Suffice it to say, the holiday shopping period that kicks off with Black Friday both in stores and online is a stressful period. This year, compounding that stress is the fact that the timeframe is even shorter. The good news? Standing between companies and their customers who have questions and issues is the customer service agent. The question, though, is how prepared they are.
Friday, November 29th is quickly approaching. While many companies may feel ready, take a moment to review these tips for how to take some strain off customer service agents and make the holiday period less stressful for all.
- Provide supportive management – policies and procedures exist for consistency and to protect the company, but agents are sometimes forced to make a call when serving customers. Companies such as Zappos have empowered their agents to go above-and-beyond and built a brand “powered by service.” (Check out some of these true stories.) Empower agents to provide flexibility in situations that warrant it.
- Train continuously – learning should not end after the initial product, service, tools, and skills training when onboarding new agents. Agents are eager to continually build their soft skills and product knowledge beyond what they will learn on the job and assimilate from the team. An agent on top of current knowledge solves customer issues faster.
- Schedule off-time – working with customers can be exhausting work. Customer problems might require lengthy troubleshooting. Stress means emotions can run hot at times for customers and agents alike. In addition, training is not possible without non-customer time. Ensure agents have some non-customer time available and it is used appropriately.
- Use effective tools – ensure customer service systems are easy to use and take advantage of embedded tools that suggest answers to make agents’ work easier (and means they can serve customers faster).
- Offload common tasks – mundane tasks should be eliminated from the agent’s daily life. Machine learning can perform jobs like sorting, prioritizing, and assigning cases. Ensure customer self-service (chatbots, knowledge bases, communities, and automation) offer alternate service channels for customers that then allow agents to focus on higher priority work.
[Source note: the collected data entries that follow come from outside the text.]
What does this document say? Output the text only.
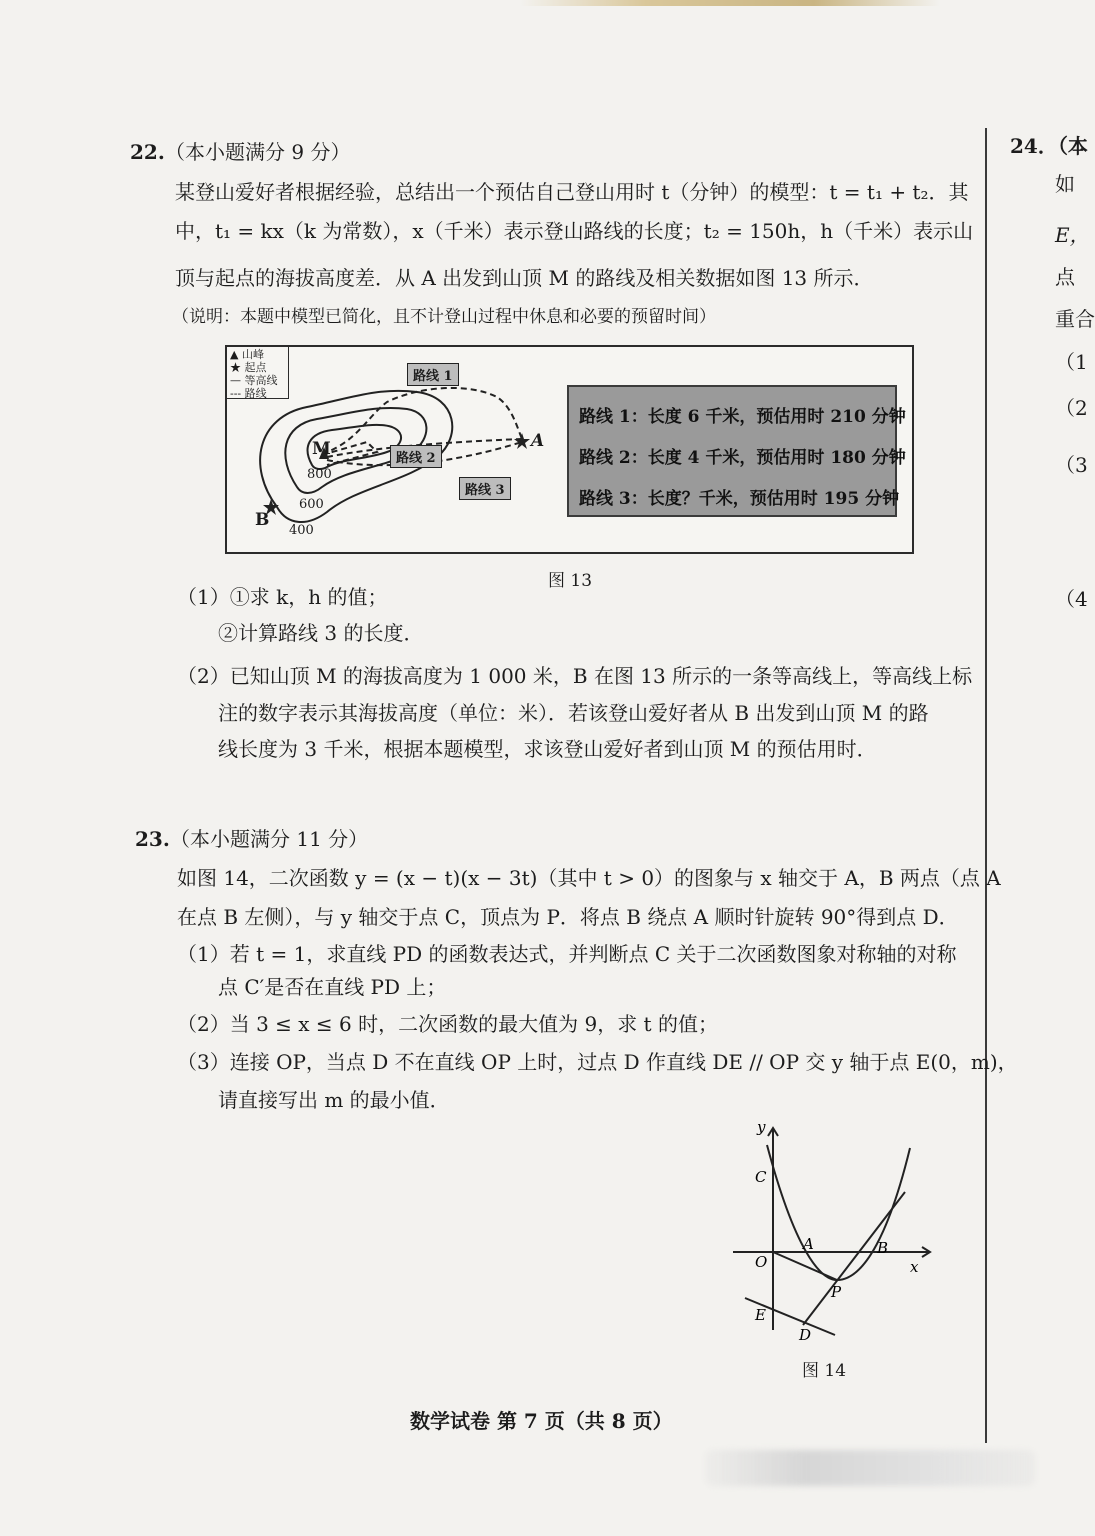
22. （本小题满分 9 分）
某登山爱好者根据经验，总结出一个预估自己登山用时 t（分钟）的模型：t = t₁ + t₂．其
中，t₁ = kx（k 为常数），x（千米）表示登山路线的长度；t₂ = 150h，h（千米）表示山
顶与起点的海拔高度差．从 A 出发到山顶 M 的路线及相关数据如图 13 所示．
（说明：本题中模型已简化，且不计登山过程中休息和必要的预留时间）
▲ 山峰
★ 起点
— 等高线
--- 路线
M	A
B
800
600
400
路线 1
路线 2
路线 3
路线 1：长度 6 千米，预估用时 210 分钟
路线 2：长度 4 千米，预估用时 180 分钟
路线 3：长度？千米，预估用时 195 分钟
图 13
（1）①求 k，h 的值；
②计算路线 3 的长度．
（2）已知山顶 M 的海拔高度为 1 000 米，B 在图 13 所示的一条等高线上，等高线上标
注的数字表示其海拔高度（单位：米）．若该登山爱好者从 B 出发到山顶 M 的路
线长度为 3 千米，根据本题模型，求该登山爱好者到山顶 M 的预估用时．
23. （本小题满分 11 分）
如图 14，二次函数 y = (x − t)(x − 3t)（其中 t > 0）的图象与 x 轴交于 A，B 两点（点 A
在点 B 左侧），与 y 轴交于点 C，顶点为 P．将点 B 绕点 A 顺时针旋转 90°得到点 D．
（1）若 t = 1，求直线 PD 的函数表达式，并判断点 C 关于二次函数图象对称轴的对称
点 C′是否在直线 PD 上；
（2）当 3 ≤ x ≤ 6 时，二次函数的最大值为 9，求 t 的值；
（3）连接 OP，当点 D 不在直线 OP 上时，过点 D 作直线 DE // OP 交 y 轴于点 E(0，m)，
请直接写出 m 的最小值．
y
x
O
C
A	B
P
E
D
图 14
24．（本
如
E，
点
重合
（1
（2
（3
（4
数学试卷 第 7 页（共 8 页）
- Maintain clear and attainable goals – even during challenging times like the holiday season, goals should be based on what agents can control and roll into the overall customer service team’s goals. For example, if the department is focused on CSAT or NPS, set agent goals on delivering quality service. Don’t tie goals to circumstances they can’t control such as queue wait times, which are a resourcing issue controlled by management.
- Perform coaching – hold regular coaching sessions with agents to review progress against goals. If achieving their goals requires additional knowledge or training, provide them with the time necessary.
- Give recognition – share individual agent successes with the entire customer service team. This is a feel-good moment for the recognized agent as well as a great teaching tool.
Despite the greatest intents and checking off everything on this list, the work isn’t done. Even the best-laid plans can go awry.
For this reason, companies must continue to identify ways to improve service throughout the holidays, addressing the business problems that prevent delivering the highest possible customer service. That might be by making incremental improvements in tools and technology to simplify agent work, adding new content to self-service channels, or delivering agent training where a gap in skills or knowledge exists.
Then, when the holiday period comes to a close and more time is available, deeper evaluation should be performed. Plan to address any gaps that might not have been implemented prior to Black Friday. Also, determine if additional long-term service improvements are necessary for the coming year.
The holiday period means a frenzied time for customers and agents alike. That doesn’t mean it needs to be chaos. Consider these tips to navigate the coming weeks, reduce customer service agent stress, and set your customer service team up for success.